Kurt revistou o corpo. Não encontrou qualquer identificação, nenhuns símbolos religiosos, joias ou tatuagens, nenhumas cicatrizes de iniciação usadas por vezes pelos grupos de fanáticos para marcar os seus. De facto, nada capaz de indicar quem eram esses homens ou para quem trabalhavam.
— Telefone para o governo de Malta — pediu ele a Renata. — Veja se podem contar com alguma cooperação das Força de Defesa e com as agências de segurança. Como se costuma dizer: Os mortos não contam histórias, mas, de acordo com a minha experiência, isso raramente é verdade. As suas armas, as roupas, as impressões digitais dão-nos por vezes pistas. Estes fulanos tiveram que vir de algum lado, tiveram que ter um passado e, se considerarmos o modo como lutaram, não me parece que fossem alunos de quadro de honra ou meninos de coro.
Ela assentiu com a cabeça. — Talvez consigamos alguma informação dos dois que foram capturados perto do Sophie C.
— Se é que ainda não se envenenaram… — observou Kurt.
Daí, o grupo começou uma lenta subida até à estrada de acesso, passando pelos edifícios abandonados da estância de férias, até chegarem à estrada no topo da escarpa.
Algumas horas mais tarde, depois de terem tomado um duche e vestido roupa lavada, estavam sentados na sala de estar barroca do casarão dos D’Campion, enquanto o Sol se começava a pôr. Sofás e cadeirões com almofadas muito confortáveis enchiam o andar térreo, para além de pinturas, estátuas e toda uma biblioteca que cobria as paredes. O balcão do loft no andar superior elevava-se sobre eles. No centro de uma das paredes crepitava o fogo numa enorme lareira de pedra.
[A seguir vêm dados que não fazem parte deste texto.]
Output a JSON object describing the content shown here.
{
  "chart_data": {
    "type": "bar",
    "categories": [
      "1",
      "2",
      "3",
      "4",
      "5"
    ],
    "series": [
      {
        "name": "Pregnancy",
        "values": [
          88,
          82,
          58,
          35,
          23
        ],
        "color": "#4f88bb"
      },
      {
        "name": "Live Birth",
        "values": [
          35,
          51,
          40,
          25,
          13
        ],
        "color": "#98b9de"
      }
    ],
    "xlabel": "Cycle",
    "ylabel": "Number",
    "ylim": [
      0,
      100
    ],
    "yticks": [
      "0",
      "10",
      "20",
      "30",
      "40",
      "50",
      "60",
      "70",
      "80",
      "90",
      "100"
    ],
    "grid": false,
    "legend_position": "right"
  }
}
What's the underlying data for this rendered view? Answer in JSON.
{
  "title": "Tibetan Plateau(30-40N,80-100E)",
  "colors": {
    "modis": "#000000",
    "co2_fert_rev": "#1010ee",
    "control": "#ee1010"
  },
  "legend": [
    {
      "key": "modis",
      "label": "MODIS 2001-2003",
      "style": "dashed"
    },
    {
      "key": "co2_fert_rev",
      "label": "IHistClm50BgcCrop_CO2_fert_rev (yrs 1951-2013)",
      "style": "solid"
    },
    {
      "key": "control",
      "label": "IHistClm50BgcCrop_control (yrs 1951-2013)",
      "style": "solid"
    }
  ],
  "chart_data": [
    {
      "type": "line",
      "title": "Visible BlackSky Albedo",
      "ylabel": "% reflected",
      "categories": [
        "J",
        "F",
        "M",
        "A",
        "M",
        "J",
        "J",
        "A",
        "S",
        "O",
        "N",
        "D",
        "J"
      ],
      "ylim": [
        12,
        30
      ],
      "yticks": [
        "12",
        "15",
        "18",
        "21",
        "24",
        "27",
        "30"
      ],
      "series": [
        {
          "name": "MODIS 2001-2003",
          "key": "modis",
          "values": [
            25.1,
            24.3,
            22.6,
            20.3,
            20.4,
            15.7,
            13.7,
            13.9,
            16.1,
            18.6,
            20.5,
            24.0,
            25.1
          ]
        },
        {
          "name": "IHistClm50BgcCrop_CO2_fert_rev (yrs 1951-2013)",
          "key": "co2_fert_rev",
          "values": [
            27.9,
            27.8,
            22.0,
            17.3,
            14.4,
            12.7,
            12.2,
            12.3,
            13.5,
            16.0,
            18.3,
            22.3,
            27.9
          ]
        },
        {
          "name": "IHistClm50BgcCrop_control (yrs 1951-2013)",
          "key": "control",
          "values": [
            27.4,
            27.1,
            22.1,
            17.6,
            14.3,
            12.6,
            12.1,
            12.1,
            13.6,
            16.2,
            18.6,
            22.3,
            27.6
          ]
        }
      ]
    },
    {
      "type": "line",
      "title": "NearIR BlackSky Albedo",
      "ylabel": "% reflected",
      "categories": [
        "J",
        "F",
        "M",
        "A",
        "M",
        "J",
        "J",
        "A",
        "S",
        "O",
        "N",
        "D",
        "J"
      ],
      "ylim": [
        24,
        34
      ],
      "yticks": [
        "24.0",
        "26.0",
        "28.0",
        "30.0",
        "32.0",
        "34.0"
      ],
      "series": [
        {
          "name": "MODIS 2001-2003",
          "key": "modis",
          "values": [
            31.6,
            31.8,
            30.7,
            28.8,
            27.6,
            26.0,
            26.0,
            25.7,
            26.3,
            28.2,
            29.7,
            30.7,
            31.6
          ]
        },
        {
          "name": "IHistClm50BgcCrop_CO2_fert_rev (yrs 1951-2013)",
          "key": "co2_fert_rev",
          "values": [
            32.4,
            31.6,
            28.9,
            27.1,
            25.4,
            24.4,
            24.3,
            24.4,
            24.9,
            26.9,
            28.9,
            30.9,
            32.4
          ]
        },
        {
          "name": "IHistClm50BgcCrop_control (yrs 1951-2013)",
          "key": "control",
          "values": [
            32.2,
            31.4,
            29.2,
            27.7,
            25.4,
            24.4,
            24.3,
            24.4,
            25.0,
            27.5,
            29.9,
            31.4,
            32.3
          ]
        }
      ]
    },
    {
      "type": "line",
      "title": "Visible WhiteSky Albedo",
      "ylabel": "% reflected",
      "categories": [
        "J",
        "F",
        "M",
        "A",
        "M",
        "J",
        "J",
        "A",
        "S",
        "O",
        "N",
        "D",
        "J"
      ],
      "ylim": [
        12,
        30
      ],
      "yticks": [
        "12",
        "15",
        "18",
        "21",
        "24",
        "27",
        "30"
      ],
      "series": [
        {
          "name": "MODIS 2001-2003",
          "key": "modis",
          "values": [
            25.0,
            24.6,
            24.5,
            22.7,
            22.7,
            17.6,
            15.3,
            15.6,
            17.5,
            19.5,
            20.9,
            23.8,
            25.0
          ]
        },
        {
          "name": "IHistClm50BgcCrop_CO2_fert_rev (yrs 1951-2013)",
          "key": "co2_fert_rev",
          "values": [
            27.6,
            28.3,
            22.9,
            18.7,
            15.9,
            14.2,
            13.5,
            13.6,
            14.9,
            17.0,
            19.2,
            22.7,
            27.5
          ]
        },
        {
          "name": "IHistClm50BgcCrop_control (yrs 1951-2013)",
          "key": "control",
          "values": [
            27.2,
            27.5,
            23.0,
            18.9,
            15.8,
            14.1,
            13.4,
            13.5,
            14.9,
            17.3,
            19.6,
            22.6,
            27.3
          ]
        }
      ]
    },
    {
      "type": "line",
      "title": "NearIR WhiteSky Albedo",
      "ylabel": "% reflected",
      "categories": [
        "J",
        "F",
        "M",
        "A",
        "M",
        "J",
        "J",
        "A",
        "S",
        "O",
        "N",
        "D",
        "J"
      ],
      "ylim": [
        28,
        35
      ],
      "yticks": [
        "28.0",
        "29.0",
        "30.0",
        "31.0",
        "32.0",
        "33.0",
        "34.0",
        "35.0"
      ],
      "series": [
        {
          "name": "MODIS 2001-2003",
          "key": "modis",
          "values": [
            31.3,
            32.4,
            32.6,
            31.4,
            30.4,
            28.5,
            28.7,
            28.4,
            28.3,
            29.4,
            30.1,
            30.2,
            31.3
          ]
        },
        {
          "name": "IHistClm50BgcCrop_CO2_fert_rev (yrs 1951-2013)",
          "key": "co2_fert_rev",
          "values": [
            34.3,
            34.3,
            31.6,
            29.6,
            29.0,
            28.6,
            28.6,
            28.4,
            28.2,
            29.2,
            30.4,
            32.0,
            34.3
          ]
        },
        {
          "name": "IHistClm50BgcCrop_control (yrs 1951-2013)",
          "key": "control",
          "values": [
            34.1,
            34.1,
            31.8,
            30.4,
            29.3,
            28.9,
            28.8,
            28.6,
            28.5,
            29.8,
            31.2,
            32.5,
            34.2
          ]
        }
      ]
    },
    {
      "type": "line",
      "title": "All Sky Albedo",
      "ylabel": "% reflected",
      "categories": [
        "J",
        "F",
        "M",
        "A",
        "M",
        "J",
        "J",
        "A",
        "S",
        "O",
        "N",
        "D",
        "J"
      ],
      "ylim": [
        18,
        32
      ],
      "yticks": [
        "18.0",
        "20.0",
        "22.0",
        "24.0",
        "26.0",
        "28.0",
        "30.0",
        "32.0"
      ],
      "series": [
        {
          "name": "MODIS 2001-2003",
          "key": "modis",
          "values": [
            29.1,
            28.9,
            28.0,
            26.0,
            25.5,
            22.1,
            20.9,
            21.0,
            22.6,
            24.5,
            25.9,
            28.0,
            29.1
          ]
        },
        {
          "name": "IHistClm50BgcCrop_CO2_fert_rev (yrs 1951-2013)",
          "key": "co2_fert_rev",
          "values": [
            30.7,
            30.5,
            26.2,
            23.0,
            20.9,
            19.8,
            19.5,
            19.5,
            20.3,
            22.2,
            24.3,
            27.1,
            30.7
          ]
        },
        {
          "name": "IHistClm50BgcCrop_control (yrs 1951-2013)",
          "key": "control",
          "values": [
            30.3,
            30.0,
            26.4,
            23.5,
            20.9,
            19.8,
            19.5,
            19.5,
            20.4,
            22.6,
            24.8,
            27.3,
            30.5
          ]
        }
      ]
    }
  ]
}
O corredor e a biblioteca estavam numa confusão, após os assaltantes terem rasgado livros e partido candeeiros numa tentativa de os intimidar.
Nicole D’Campion tentava limpar o melhor que podia, até o marido a ter feito parar. — Deixa isso, minha querida. Precisamos que a polícia e que os empregados da companhia de seguros vejam tudo isto antes de começarmos a arrumar.
— É claro — concordou ela. — É que não é nada o meu género deixar tudo desarrumado. — Sentou-se em seguida e olhou para Kurt, Joe e Renata. — Os meus sinceros agradecimentos por nos terem vindo salvar.
— E os meus — acrescentou o marido.
— Até certo ponto, creio que era o mínimo que poderíamos fazer — observou Kurt. — Talvez tivesse sido a nossa vinda até aqui que os fez correr perigo.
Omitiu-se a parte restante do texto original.